英国のボリス・ジョンソン元首相は12日、戦争の早期終結のため、英政府はウクライナに長距離ミサイルを供与するべきと訴えた。
ジョンソン氏は議会で、「ウクライナの友が、現在続くロシアの容赦ない攻撃から身を守るのを支援するのに、英国と米国、西側の兵器が不可欠のはご存知だろう」とした上で、ドローンやミサイルを破壊する防空システムや戦闘機に加えて、「ATACMSのような長距離ミサイルシステムをウクライナに供給し、これらのミサイルやドローンの発射場を破壊するのを助けなければならない」と主張。「これがウクライナの友を守り、戦争をできるだけ早く終わらせるための真の方法」と説明した。

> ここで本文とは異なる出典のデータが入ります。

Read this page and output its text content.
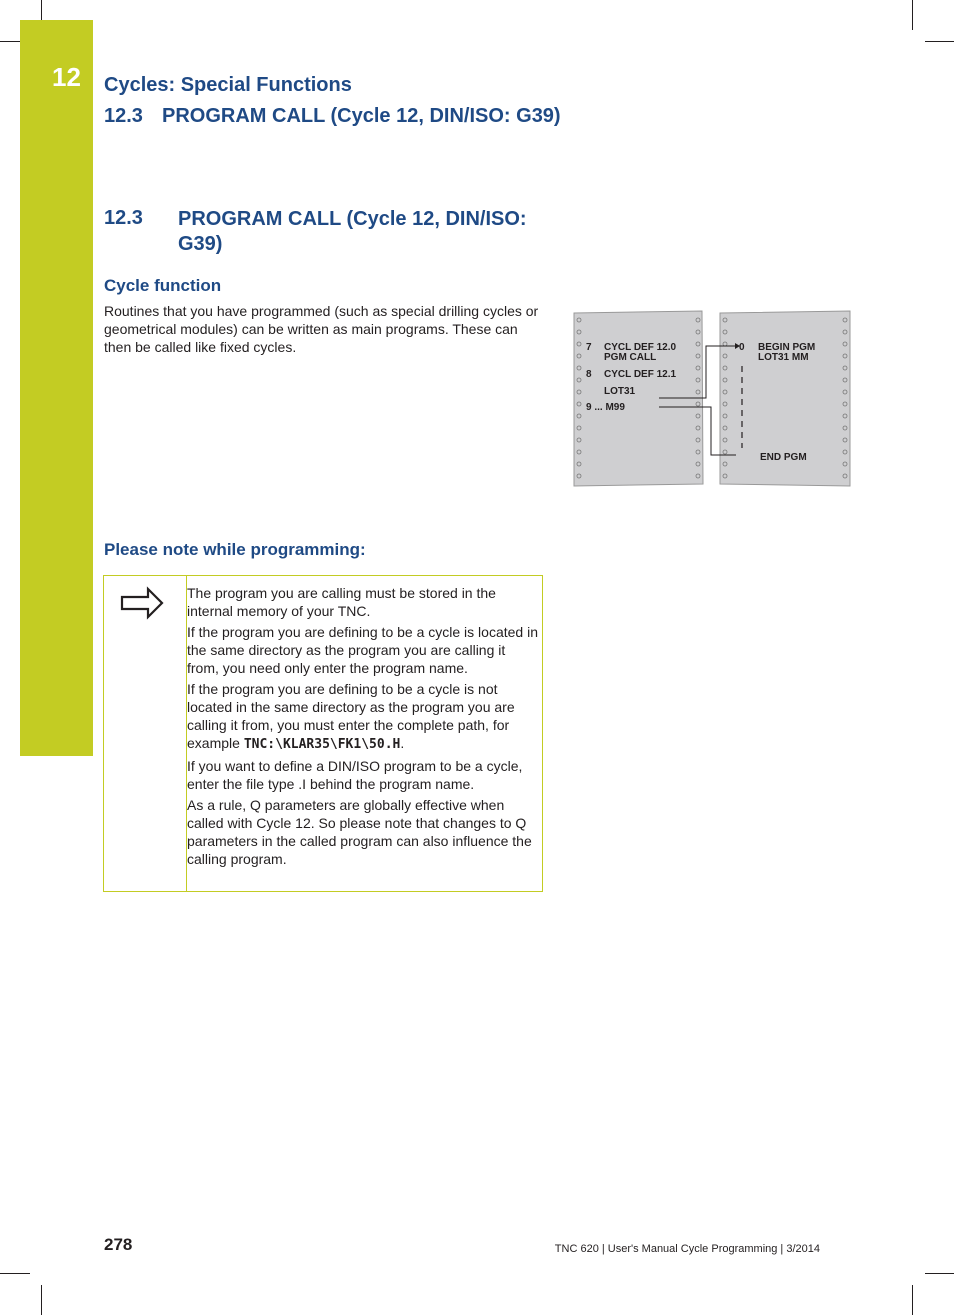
12 Cycles: Special Functions
12.3 PROGRAM CALL (Cycle 12, DIN/ISO: G39)
12.3 PROGRAM CALL (Cycle 12, DIN/ISO: G39)
Cycle function
Routines that you have programmed (such as special drilling cycles or geometrical modules) can be written as main programs. These can then be called like fixed cycles.	7 CYCL DEF 12.0
PGM CALL
8 CYCL DEF 12.1
LOT31
9 ... M99
0 BEGIN PGM
LOT31 MM
END PGM
Please note while programming:

The program you are calling must be stored in the internal memory of your TNC.

If the program you are defining to be a cycle is located in the same directory as the program you are calling it from, you need only enter the program name.

If the program you are defining to be a cycle is not located in the same directory as the program you are calling it from, you must enter the complete path, for example TNC:\KLAR35\FK1\50.H.

If you want to define a DIN/ISO program to be a cycle, enter the file type .I behind the program name.

As a rule, Q parameters are globally effective when called with Cycle 12. So please note that changes to Q parameters in the called program can also influence the calling program.

278	TNC 620 | User's Manual Cycle Programming | 3/2014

We should help the Ukrainian military not only to take out drones and missiles, but also to take out launch sites. That is the way to protect our Ukrainian friends and to bring the war to an end as soon as possible. pic.twitter.com/QePpJsvWrG
— Boris Johnson (@BorisJohnson) December 12, 2022
これに答えたウォレス国防省は「ロシアが、イラン製ドローンなどを使用して、ウクライナ軍の短距離の攻撃能力に付け込んでいるといった見方は正しい」と指摘。供与可能な兵器を常に見直しているとしつつ、「ロシアが引き続き民間地域を標的にし、ジュネーブ諸条約を破ろうとするならば、われわれが次に何をするかについて、オープンなつもりだ」と、検討の可能性を示した。
もし供与となれば、西側による介入のエスカレーションを示することになる。
ATACMS(Army Tactical Missile System)は、最大射程300kmの長距離誘導弾で、ゼレンスキー大統領はロシアの侵攻開始当初から、提供を要望しているが、米露の直接的な紛争に発展することを恐れているバイデン大統領は「ロシアを攻撃できるロケットシステムをウクライナに送るつもりはない」と話すなど、提供に否定的な姿勢を示している。ロシアも長距離ミサイルの提供は「レッドライン」であり、提供するならば、米国が「紛争当時国」であることを示すものだと牽制している。
NATOでは、先週ワシントンを訪れ、カマラ・ハリス副大統領と会談したリトアニアのイングリダ・シモニテ首相が、ポリティコの取材に、米国製ATACMSまたはヨーロッパの同等兵器を供与するべきとの見解を示した。ウクライナ軍はすぐに適応し、ウクライナ領土内のロシアの陣地を適切に攻撃するために必要であり、「彼らの能力を信じるべきだ」などと話した。